Making events more accessible for neurodiverse participants is crucial for fostering inclusivity and ensuring everyone feels respected and included.

Neurodiversity is an umbrella term which includes (but is not limited to) Autism (ASD), ADHD, Dyslexia and Dyspraxia.  Every neurodiverse person is different with different requirements but there are some general things we can do to create a more inclusive environment.

Here are a few simple things we can do to make our event more accessible for neurodiverse delegates.

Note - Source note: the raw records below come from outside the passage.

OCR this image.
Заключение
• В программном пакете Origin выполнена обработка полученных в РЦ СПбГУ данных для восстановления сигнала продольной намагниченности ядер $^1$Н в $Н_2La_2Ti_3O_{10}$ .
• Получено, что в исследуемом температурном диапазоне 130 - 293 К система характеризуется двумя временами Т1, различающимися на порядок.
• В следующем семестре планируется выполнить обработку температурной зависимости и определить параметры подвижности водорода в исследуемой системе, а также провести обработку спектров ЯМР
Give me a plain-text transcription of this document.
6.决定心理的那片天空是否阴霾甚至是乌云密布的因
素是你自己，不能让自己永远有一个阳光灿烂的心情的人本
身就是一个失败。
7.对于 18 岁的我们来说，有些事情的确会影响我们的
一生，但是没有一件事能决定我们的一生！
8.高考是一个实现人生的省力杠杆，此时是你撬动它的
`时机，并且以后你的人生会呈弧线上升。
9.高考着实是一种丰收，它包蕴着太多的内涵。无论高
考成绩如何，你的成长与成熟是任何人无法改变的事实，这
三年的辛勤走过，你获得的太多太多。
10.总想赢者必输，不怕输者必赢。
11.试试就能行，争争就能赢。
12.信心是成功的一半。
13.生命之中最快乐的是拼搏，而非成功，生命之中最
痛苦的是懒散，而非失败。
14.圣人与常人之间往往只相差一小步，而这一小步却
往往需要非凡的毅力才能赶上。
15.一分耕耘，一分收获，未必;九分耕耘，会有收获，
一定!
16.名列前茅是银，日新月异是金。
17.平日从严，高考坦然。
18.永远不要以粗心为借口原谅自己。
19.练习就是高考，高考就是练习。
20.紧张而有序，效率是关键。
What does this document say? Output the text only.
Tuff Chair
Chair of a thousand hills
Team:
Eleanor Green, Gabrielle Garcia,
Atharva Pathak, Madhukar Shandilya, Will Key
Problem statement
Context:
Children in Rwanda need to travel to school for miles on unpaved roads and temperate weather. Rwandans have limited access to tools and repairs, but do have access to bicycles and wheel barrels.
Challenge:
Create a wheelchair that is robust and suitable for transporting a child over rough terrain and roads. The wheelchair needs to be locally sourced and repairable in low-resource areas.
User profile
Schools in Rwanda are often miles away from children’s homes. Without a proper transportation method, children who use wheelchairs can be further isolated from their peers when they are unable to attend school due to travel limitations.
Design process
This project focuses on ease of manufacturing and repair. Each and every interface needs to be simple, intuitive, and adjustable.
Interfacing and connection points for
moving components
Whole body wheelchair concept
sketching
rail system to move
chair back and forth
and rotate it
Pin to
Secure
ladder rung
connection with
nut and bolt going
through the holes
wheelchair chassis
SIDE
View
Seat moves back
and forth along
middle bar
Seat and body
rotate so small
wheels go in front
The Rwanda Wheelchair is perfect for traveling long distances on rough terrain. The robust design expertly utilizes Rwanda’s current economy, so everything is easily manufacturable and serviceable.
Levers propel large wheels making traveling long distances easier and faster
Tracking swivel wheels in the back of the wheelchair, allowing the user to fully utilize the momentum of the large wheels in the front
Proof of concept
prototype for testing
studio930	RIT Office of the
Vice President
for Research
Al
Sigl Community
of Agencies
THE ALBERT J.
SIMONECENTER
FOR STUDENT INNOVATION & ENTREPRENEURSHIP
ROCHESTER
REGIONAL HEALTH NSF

  1. Pre-event Communication:
    • Clearly communicate event details, including schedules, locations, menu and any potential sensory triggers, well in advance. Make sure any changes are updated.
    • Provide multiple channels for communication, such as email, social media, and phone, to accommodate different preferences.
    • Use video’s, info graphics and shorter bullets, rather than large paragraphs.
    • Use accessible fonts such as Arial or Verdana.
  2. Venue Selection:
    • Choose venues that are easily accessible, with good transport links, good lighting, and have minimal sensory distractions.
    • Consider the acoustics of the venue to minimise auditory distractions and provide quiet zones for individuals who may need a break from noise.
    • Consider virtual event options for those unable to attend.
  3. Registration and Check-in:
    • Simplify registration processes to minimise stress and confusion. Providing clear instructions.
    • Ask delegates what support they need.
    • Train staff to be understanding and accommodating during the check-in process, recognising that some participants may require additional assistance or time.
  4. Sensory Considerations:
    • Be mindful of sensory stimuli such as bright lights, loud noises, or strong smells. Whenever possible, mitigate these triggers or provide solutions that help.
    • Have quiet rooms that participants can retreat to if they become overwhelmed, equipped with comfortable seating and sensory tools like fidget toys or noise-cancelling headphones.
  1. Visual Aids and Signage:
    • Use clear and easy-to-read signage throughout the venue to help participants navigate the event.
    • Provide visual schedules or agendas to help individuals anticipate what will happen next and reduce anxiety.
  2. Flexibility and support:
    • Be flexible with event schedules and activities to accommodate diverse needs. Allow participants to take breaks or leave and re-enter the event space as needed.
    • Don’t make sessions to long.
    • Allow delegates to choose where to sit.
  3. Training and Awareness:
    • Train event staff on disability etiquette, including respectful language and interaction techniques.
    • Raise awareness among attendees about neurodiversity and the importance of creating an inclusive environment for all participants.
  4. Feedback and Improvement:
    • Ask for feedback from participants after the event to identify areas for improvement and make necessary adjustments for future events.
    • Continuously strive to enhance accessibility and inclusivity based on feedback and evolving best practices.

For many neurodiverse delegates attending an event can be a very stressful experience and maybe one they try to avoid. Events mean a change of routine and entering the unknown, but with good communication and a few simple strategies we can create a more welcoming, supportive and inclusive environment where neurodiverse participants feel valued, respected, and fully supported to participate and engage in the event.